SEE ALSO: Dems urge demonstrators to peacefully protest ICE as Trump threatens Insurrection Act over violence


“Mayor Frey and Governor Walz have to get their city under control. They are encouraging impeding and assault against our law enforcement, which is a federal crime, a felony. This is putting the people of Minnesota in harm’s way,” the secretary said in a statement.

Last week, ICE officer Jonathan Ross fatally shot Renee Good as she was confronting authorities on a Minneapolis street.

The Homeland Security Department released details of the three migrants involved in this week’s altercation.

The original target for arrest was Julio Cesar Sosa-Celis, a Venezuelan who came to the U.S. in August 2022 under the Biden administration.

The department said he had been convicted of driving without a license and two counts of giving a false name to authorities. Local authorities released him before ICE could issue a deportation “detainer” request. Federal officers were trying to arrest him in the community when he fled.

The two men who “ambushed” the ICE officer, the Homeland Security Department said, were Alfredo Alejandro Ajorna and Gabriel Alejandro Hernandez-Ledezma. Both of them entered the U.S. in April 2023.

Mr. Ajorna was ordered deported but was defying that order.

Mr. Hernandez-Ledezma was designated a “non-enforcement priority” by the Biden administration, the Homeland Security Department said.

All three migrants are in ICE custody.

Mr. Sosa-Celis and the ICE officer were still hospitalized Thursday, the Homeland Security Department said.

The Minnesota Bureau of Criminal Apprehension, which is charged with investigating police use-of-force incidents, said it is investigating the latest shooting.

“This will be an independent BCA investigation,” the bureau said on social media.

Last week, the bureau said it would be part of the investigation into the Good shooting but then announced it was withdrawing after being sidelined by the feds.

Mr. Trump issued his threat to use the Insurrection Act after the Supreme Court rejected his attempt to deploy the National Guard to several cities.

The justices said the president misread the law governing when Guard troops can be deployed without approval of local officials.

The Insurrection Act has been used 30 times, mostly during civil rights clashes of the 1960s and after the assassination of the Rev. Martin Luther King Jr.

Ms. Noem told reporters that Mr. Trump has the authority to use the Insurrection Act but that she hopes local politicians will quell the violence before it becomes necessary.

Mr. Frey, the Minneapolis mayor who has emerged as a vitriolic antagonist to Mr. Trump, dashed those hopes by blasting Mr. Trump’s idea.

“Minnesota needs ICE to leave, not an escalation that brings additional federal troops beyond the 3,000 already here,” he said on social media. “My priority is keeping local law enforcement focused on public safety, not diverted by federal overreach.”

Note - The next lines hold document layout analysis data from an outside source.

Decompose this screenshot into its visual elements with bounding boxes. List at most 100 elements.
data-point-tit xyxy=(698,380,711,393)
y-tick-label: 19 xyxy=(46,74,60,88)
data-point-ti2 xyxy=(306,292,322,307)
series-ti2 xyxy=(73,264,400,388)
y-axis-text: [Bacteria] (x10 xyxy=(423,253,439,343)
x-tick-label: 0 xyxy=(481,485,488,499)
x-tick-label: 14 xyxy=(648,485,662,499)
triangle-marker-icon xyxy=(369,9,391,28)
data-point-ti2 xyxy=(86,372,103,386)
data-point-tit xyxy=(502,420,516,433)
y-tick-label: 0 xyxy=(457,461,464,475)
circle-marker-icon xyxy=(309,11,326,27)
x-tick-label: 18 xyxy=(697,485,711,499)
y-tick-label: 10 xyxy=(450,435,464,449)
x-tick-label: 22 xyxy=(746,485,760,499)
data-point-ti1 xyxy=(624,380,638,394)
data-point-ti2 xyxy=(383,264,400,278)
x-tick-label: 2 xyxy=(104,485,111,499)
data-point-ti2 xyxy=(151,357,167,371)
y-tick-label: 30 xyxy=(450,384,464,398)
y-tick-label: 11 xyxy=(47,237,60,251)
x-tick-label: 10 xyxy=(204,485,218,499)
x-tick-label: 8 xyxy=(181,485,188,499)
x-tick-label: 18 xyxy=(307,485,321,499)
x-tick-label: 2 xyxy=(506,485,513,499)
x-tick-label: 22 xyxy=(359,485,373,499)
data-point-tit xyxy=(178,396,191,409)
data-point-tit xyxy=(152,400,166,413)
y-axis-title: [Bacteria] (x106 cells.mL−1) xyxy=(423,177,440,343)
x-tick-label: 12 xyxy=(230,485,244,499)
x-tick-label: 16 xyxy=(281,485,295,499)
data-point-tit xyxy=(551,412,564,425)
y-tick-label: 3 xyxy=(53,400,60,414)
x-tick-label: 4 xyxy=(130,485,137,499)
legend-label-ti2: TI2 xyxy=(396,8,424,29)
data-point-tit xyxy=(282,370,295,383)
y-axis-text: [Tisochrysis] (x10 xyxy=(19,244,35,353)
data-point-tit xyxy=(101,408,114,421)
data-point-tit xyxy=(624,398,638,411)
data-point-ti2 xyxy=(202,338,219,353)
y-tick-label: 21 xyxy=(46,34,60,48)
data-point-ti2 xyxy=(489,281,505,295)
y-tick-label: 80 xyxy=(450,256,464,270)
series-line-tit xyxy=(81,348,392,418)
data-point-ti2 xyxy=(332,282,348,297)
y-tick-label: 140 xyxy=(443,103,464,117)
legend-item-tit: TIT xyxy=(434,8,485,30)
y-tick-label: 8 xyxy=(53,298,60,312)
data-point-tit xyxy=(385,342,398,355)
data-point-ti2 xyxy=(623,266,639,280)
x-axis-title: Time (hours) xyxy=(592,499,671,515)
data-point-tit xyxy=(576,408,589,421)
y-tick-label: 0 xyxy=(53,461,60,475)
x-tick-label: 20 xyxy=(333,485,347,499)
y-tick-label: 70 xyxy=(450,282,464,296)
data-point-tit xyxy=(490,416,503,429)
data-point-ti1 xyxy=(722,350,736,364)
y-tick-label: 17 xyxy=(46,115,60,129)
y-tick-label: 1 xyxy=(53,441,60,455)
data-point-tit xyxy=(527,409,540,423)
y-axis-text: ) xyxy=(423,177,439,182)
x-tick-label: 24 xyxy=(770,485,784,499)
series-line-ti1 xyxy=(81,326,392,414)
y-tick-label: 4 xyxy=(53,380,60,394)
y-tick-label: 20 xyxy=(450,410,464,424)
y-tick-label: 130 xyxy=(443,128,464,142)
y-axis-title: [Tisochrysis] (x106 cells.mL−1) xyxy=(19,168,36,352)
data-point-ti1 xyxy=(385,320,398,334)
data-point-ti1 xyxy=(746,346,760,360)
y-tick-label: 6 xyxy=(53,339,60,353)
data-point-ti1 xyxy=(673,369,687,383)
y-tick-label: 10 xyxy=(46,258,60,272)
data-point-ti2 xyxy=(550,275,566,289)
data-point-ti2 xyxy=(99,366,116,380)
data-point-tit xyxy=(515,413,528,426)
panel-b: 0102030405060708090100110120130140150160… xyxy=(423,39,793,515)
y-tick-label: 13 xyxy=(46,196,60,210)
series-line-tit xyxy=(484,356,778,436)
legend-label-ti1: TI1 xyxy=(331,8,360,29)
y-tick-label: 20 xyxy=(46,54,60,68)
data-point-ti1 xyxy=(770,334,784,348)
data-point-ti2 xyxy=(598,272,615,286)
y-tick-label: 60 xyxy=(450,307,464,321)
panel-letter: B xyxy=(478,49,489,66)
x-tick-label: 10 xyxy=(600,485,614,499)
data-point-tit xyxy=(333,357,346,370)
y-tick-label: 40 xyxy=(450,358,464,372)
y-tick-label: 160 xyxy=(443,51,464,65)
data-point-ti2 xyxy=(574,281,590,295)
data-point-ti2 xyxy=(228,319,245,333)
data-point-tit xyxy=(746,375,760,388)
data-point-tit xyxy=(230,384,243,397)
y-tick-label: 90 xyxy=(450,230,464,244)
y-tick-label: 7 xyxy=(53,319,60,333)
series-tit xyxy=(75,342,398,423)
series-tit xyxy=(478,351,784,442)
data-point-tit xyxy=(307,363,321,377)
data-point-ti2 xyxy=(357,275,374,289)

The American Civil Liberties Union said invocation of the Insurrection Act would be “unnecessary, irresponsible and dangerous.”

“President Trump is continuing to stoke fear in a situation his administration created by unleashing lawless, armed federal agents against our communities,” said Hina Shamsi, director of the ACLU’s National Security Project.

She called on Congress to defund ICE and its sister agency, Customs and Border Protection, “until the administration backs down.”